A path lures me off the road and my bike into the jungle.

I wander among towering trees, festooned with vines and creeping, host to riotous life of all sorts. Birds flit from branch to branch and the whole forest vibrates with the hum and whine of various insects. Flashes of movement, here and there. A stately tall black bird stalks across the path and vanishes. A frog jumps away from a carelessly descending foot and then freezes.

A well camouflaged frog.

The path winds seemingly at random into shallow gullies that hold barely moving streams of water; leaves floating, sinking, decaying, leaving the water a vivid brown. I walk until the foot path crosses a wider straight track – broad enough for a vehicle to pass on but for the saplings growing up to reclaim it – before returning the way I came.

Intact jungle canopy.

A rustle of movement above stops me in my tracks.
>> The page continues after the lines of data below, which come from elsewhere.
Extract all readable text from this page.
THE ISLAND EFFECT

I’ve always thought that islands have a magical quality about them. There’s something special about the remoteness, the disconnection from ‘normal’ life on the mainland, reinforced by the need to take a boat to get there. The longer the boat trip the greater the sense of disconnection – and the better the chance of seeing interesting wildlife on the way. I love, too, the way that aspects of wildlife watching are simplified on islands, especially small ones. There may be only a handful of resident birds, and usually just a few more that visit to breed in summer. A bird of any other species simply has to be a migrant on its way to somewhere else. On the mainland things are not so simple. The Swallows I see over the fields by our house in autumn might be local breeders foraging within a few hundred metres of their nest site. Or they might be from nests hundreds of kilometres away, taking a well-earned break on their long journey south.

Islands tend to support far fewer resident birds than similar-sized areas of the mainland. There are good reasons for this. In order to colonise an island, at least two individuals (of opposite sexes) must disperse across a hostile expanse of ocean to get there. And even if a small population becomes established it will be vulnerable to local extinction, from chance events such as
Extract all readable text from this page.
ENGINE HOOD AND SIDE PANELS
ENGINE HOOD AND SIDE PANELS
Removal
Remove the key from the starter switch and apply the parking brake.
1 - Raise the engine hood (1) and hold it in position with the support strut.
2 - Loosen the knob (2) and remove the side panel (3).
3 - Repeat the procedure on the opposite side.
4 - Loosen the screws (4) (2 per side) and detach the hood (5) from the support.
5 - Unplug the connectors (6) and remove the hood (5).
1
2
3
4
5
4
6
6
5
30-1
Peering upwards into the canopy a lithe black form attracts my attention; muscular curling tail, lush black pelt, long limbs, elegant articulated fingers. The beast lies along a tree branch plucking leaves and stuffing them into its mouth. As I watch a smaller monkey appears. A group of four of the animals gather in the tree, two adults and two young, one very small and the other larger. The two young are more active and playful but all four are clearly resting, lounging relaxed along tree limbs in the midday heat.
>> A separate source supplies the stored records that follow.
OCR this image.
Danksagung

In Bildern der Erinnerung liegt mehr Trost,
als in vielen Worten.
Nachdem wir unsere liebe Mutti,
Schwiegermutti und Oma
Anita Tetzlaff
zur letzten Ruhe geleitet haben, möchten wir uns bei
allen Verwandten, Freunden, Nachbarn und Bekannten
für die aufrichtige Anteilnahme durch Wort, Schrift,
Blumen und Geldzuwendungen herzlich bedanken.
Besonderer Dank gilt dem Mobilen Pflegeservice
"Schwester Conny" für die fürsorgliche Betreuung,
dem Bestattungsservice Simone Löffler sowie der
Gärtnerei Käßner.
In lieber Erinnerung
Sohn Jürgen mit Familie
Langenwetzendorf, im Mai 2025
A sleepy and uncharacteristically silent howler monkey.

Picture book shapes.

I return to my bike but I am keen to spend more time in the forest spying out its secrets. I ride on and signs appear advertising an indigenous eco-tourism project so I decide to investigate, hoping for a cheap place to camp with easy access to some walking tracks. Las Guamayas is community established by a group of Oaxacans who moved to the Chiapas jungle in search of a better life than they had in Oaxaca – one can only imagine how difficult things must have been there.
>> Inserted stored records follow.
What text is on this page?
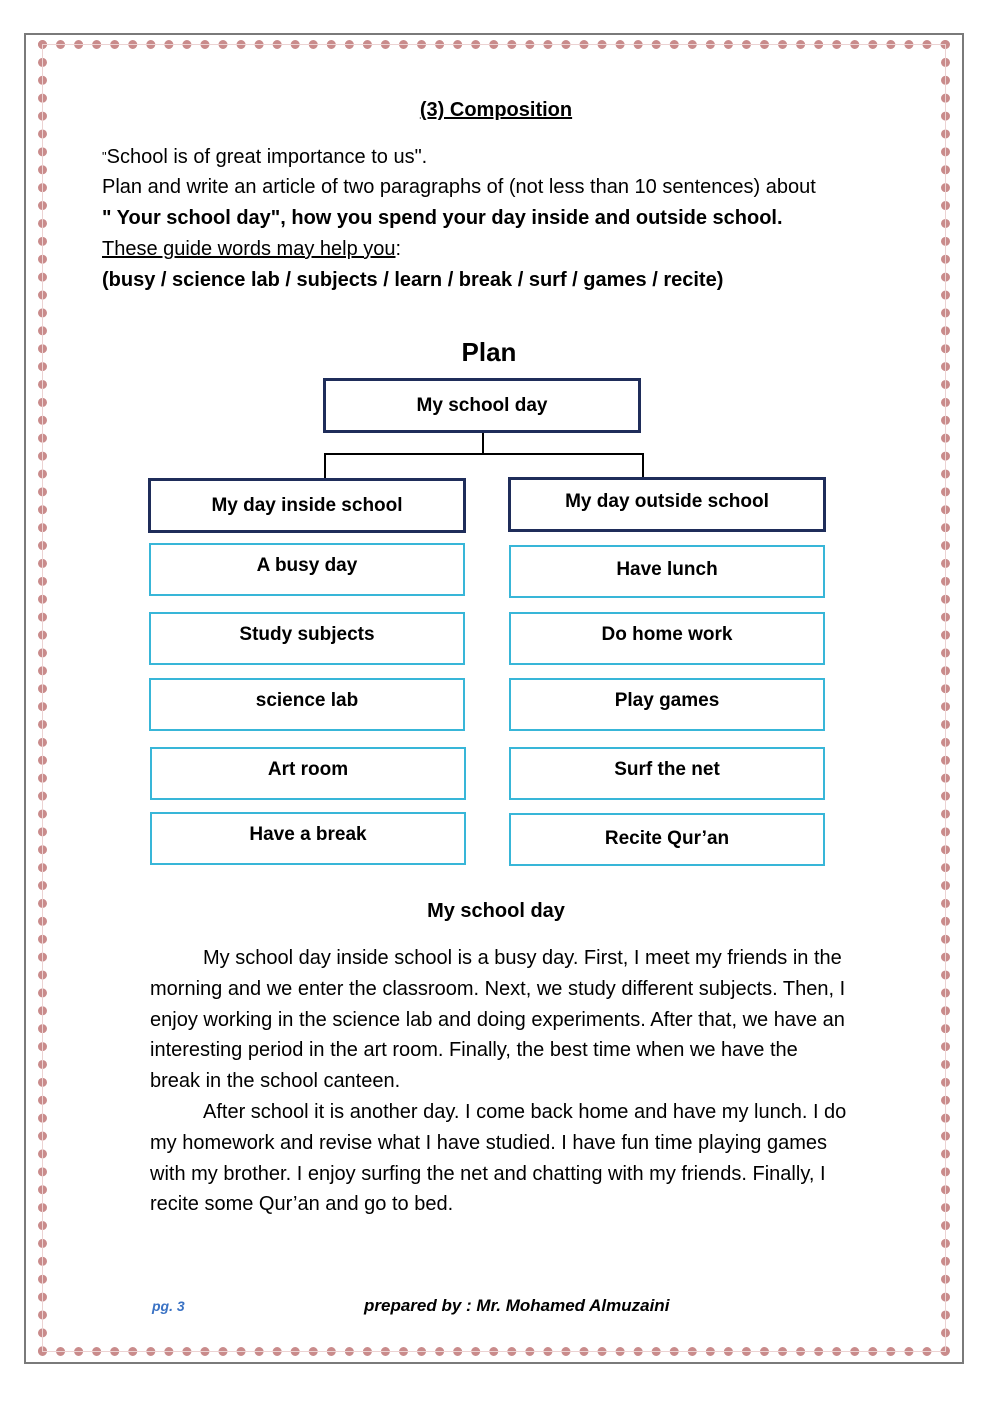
(3) Composition
"School is of great importance to us".
Plan and write an article of two paragraphs of (not less than 10 sentences) about
" Your school day", how you spend your day inside and outside school.
These guide words may help you:
(busy / science lab / subjects / learn / break / surf / games / recite)
Plan
My school day
My day inside school	My day outside school
A busy day
Study subjects
science lab
Art room
Have a break
Have lunch
Do home work
Play games
Surf the net
Recite Qur’an
My school day

My school day inside school is a busy day. First, I meet my friends in the morning and we enter the classroom. Next, we study different subjects. Then, I enjoy working in the science lab and doing experiments. After that, we have an interesting period in the art room. Finally, the best time when we have the break in the school canteen.

After school it is another day. I come back home and have my lunch. I do my homework and revise what I have studied. I have fun time playing games with my brother. I enjoy surfing the net and chatting with my friends. Finally, I recite some Qur’an and go to bed.

pg. 3	prepared by : Mr. Mohamed Almuzaini
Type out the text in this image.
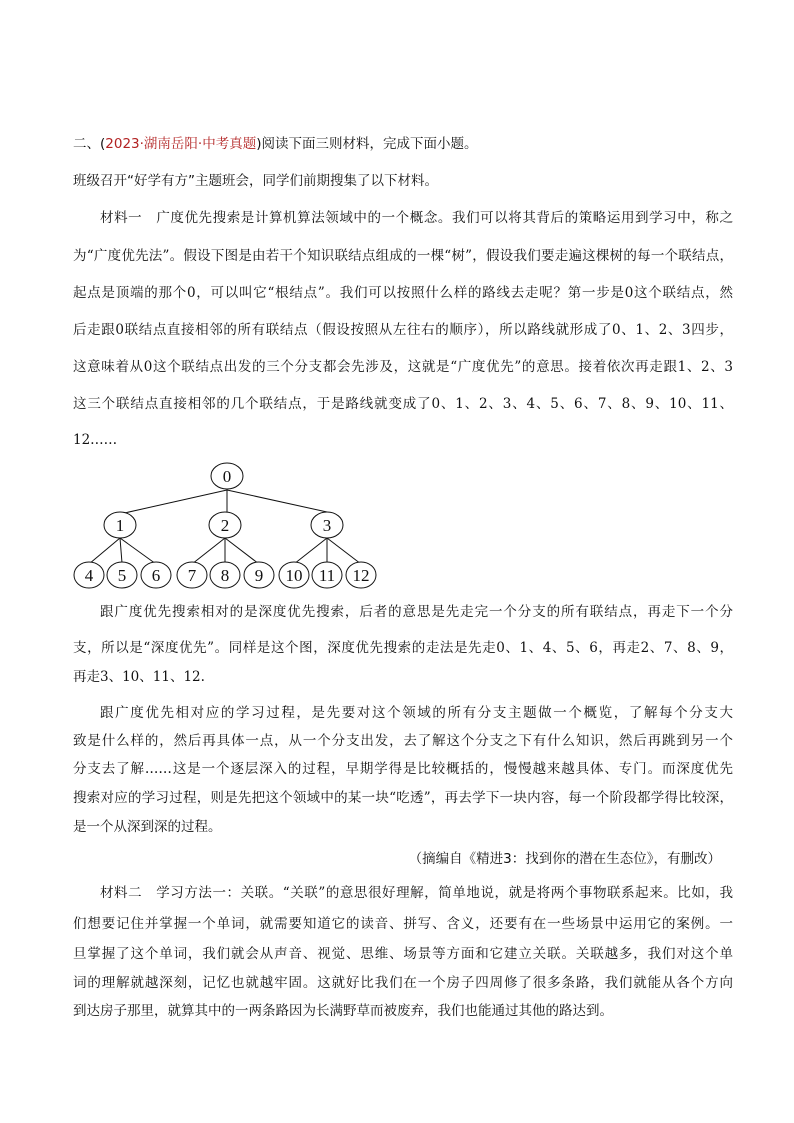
二、(2023·湖南岳阳·中考真题)阅读下面三则材料，完成下面小题。
班级召开“好学有方”主题班会，同学们前期搜集了以下材料。
材料一　广度优先搜索是计算机算法领域中的一个概念。我们可以将其背后的策略运用到学习中，称之
为“广度优先法”。假设下图是由若干个知识联结点组成的一棵“树”，假设我们要走遍这棵树的每一个联结点，
起点是顶端的那个0，可以叫它“根结点”。我们可以按照什么样的路线去走呢？第一步是0这个联结点，然
后走跟0联结点直接相邻的所有联结点（假设按照从左往右的顺序），所以路线就形成了0、1、2、3四步，
这意味着从0这个联结点出发的三个分支都会先涉及，这就是“广度优先”的意思。接着依次再走跟1、2、3
这三个联结点直接相邻的几个联结点，于是路线就变成了0、1、2、3、4、5、6、7、8、9、10、11、
12……
0
1	2	3
4 5 6 7 8 9 10 11 12
跟广度优先搜索相对的是深度优先搜索，后者的意思是先走完一个分支的所有联结点，再走下一个分
支，所以是“深度优先”。同样是这个图，深度优先搜索的走法是先走0、1、4、5、6，再走2、7、8、9，
再走3、10、11、12.
跟广度优先相对应的学习过程，是先要对这个领域的所有分支主题做一个概览，了解每个分支大
致是什么样的，然后再具体一点，从一个分支出发，去了解这个分支之下有什么知识，然后再跳到另一个
分支去了解……这是一个逐层深入的过程，早期学得是比较概括的，慢慢越来越具体、专门。而深度优先
搜索对应的学习过程，则是先把这个领域中的某一块“吃透”，再去学下一块内容，每一个阶段都学得比较深，
是一个从深到深的过程。
（摘编自《精进3：找到你的潜在生态位》，有删改）
材料二　学习方法一：关联。“关联”的意思很好理解，简单地说，就是将两个事物联系起来。比如，我
们想要记住并掌握一个单词，就需要知道它的读音、拼写、含义，还要有在一些场景中运用它的案例。一
旦掌握了这个单词，我们就会从声音、视觉、思维、场景等方面和它建立关联。关联越多，我们对这个单
词的理解就越深刻，记忆也就越牢固。这就好比我们在一个房子四周修了很多条路，我们就能从各个方向
到达房子那里，就算其中的一两条路因为长满野草而被废弃，我们也能通过其他的路达到。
On their patch of land they have established a sanctuary for the threatened Red Macaw, and a sizable tourist centre with cabins for visitors wanting to experience the jungle. They also have cleared land set aside for food cultivation and cattle. I check the place out but the camping opportunities it provides don’t appeal to me and so I go on.

The mid-afternoon sun is strong and I stop by the road next to a cattle yard to hang out all my soaking gear to dry while I lie in the shade and read my book. When everything is as dry as it is ever going to get in the tropics in the wet season I pack the bike again and go to leave but some raucous shrieks attract my attention and I see a pair of large parrots land in a tree a couple of hundred metres away. I grab my binoculars and tackle the barbed wire fence barring my path and creep closer to the birds. They are huge – red, blue and yellow – so magnificent that I feel the need to use more splendid names for these colours, the scarlet they are named for, azure, perhaps, and saffron.  I creep as close as I can watching the birds play in the trees before, screaming, they take to the air again.

It is late in the day by the time I am back on the road.